22 Mid-luteal Moderate E2, peak P, low FSH/LH
27 Late luteal Decline E2, decline P, low FSH/LH

E2, oestradiol; P, progesterone; LH, lutinising hormone; FSH, follicle-stimulating hormone.

Cycle visits were routinely scheduled between 7:00 am and 8:30 am to allow for collection of fasting samples and to reduce diurnal variation. The study clinic was open 7 days per week 363 days per year (no visits Christmas or New Year’s Day). The clinical centre had a ‘no wait’ policy in effect to aid in participant retention. This was accomplished by staggered visit scheduling, adequate staffing and blocking of visit activities. Visits lasted approximately 30 min. At peak capacity, 25 new subjects were enrolled per month, with about 50 subjects seen in any 1 month. Enrolment lasted 12 months, with completion of all visits taking 16 months. Figure 1 provides an overview of the number of subjects screened and enrolled in the BioCycle study.

Figure 1.

Figure 1

BioCycle recruitment flow diagram.

Every cycle visit included collection of fasting (12 h overnight) blood and urine, diary review and questions on medication consumption. After specimen collection, participants were given a light breakfast and asked to complete brief questionnaires on recent activity. In addition, data were retrieved from their monitors. On approximately days 2, 7, 14 and 22, participants had longer visits, during which a 24 h dietary recall and an additional clinic visit questionnaire were administered. The questionnaire included questions on physical activity, stress, menstrual symptoms, X-ray exposure, emergency contraception use and illness in the past 7 days. On approximately day 27 of each cycle, participants were asked to complete a 1-month FFQ and a urine-based pregnancy test. During the final visit, after all samples were collected, participants had a dual energy X-ray absorptiometry (DXA) scan (Hologic Discovery Elite, Hologic, Waltham, MA, USA) to determine body composition (fat, lean, bone) and bone mineral density (spine, hip, wrist, whole body).

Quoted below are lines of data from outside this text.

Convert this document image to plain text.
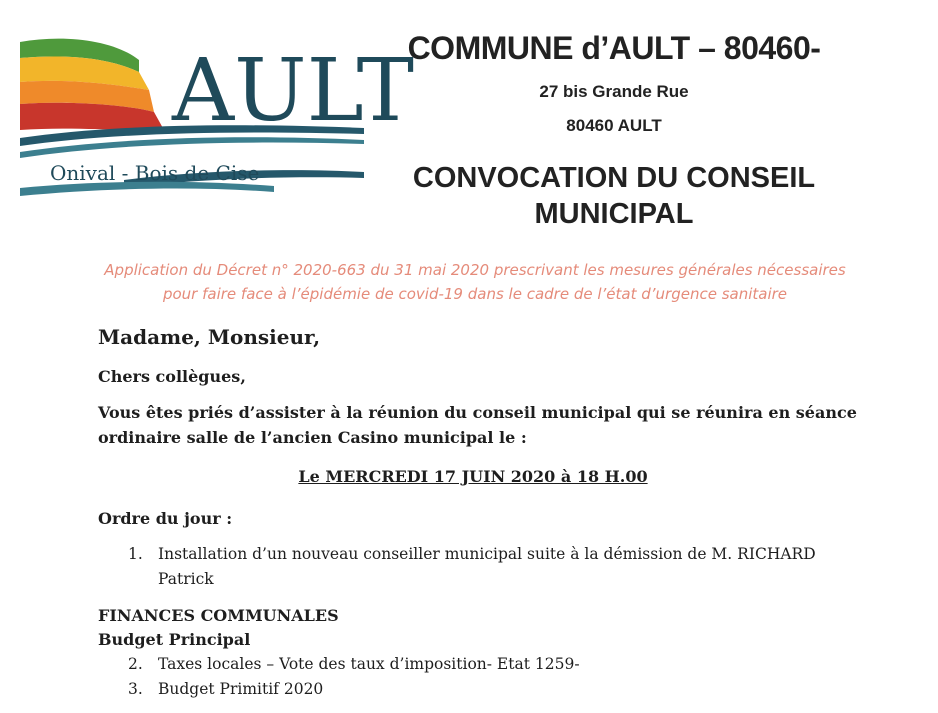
AULT
Onival - Bois de Cise

COMMUNE d’AULT – 80460-

27 bis Grande Rue

80460 AULT

CONVOCATION DU CONSEIL
MUNICIPAL
Application du Décret n° 2020-663 du 31 mai 2020 prescrivant les mesures générales nécessaires
pour faire face à l’épidémie de covid-19 dans le cadre de l’état d’urgence sanitaire

Madame, Monsieur,

Chers collègues,

Vous êtes priés d’assister à la réunion du conseil municipal qui se réunira en séance
ordinaire salle de l’ancien Casino municipal le :

Le MERCREDI 17 JUIN 2020 à 18 H.00

Ordre du jour :

1. Installation d’un nouveau conseiller municipal suite à la démission de M. RICHARD
Patrick

FINANCES COMMUNALES

Budget Principal

2. Taxes locales – Vote des taux d’imposition- Etat 1259-
3. Budget Primitif 2020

For the purpose of this study, a completed cycle included a minimum of five visits per cycle, with at least one visit during mid-cycle. Those with less than eight visits per cycle were generally the result of having shorter cycles (e.g. 21 days) or having unexpected events occur (travel, illness). Most women (n = 223) completed the study in two consecutive months, but 27 (10.8%) completed the study in non-consecutive cycles, mostly due to travel or illness. At the end of their participation, monetary reimbursement forms were completed. Participants were provided a modest compensation for their time and travel. Based on the number of visits completed, a participant could receive up to $500 (approximately $25 per visit). Participants were also asked to sign a release if they wanted copies of clinically pertinent tests to be sent to their personal physician (optional).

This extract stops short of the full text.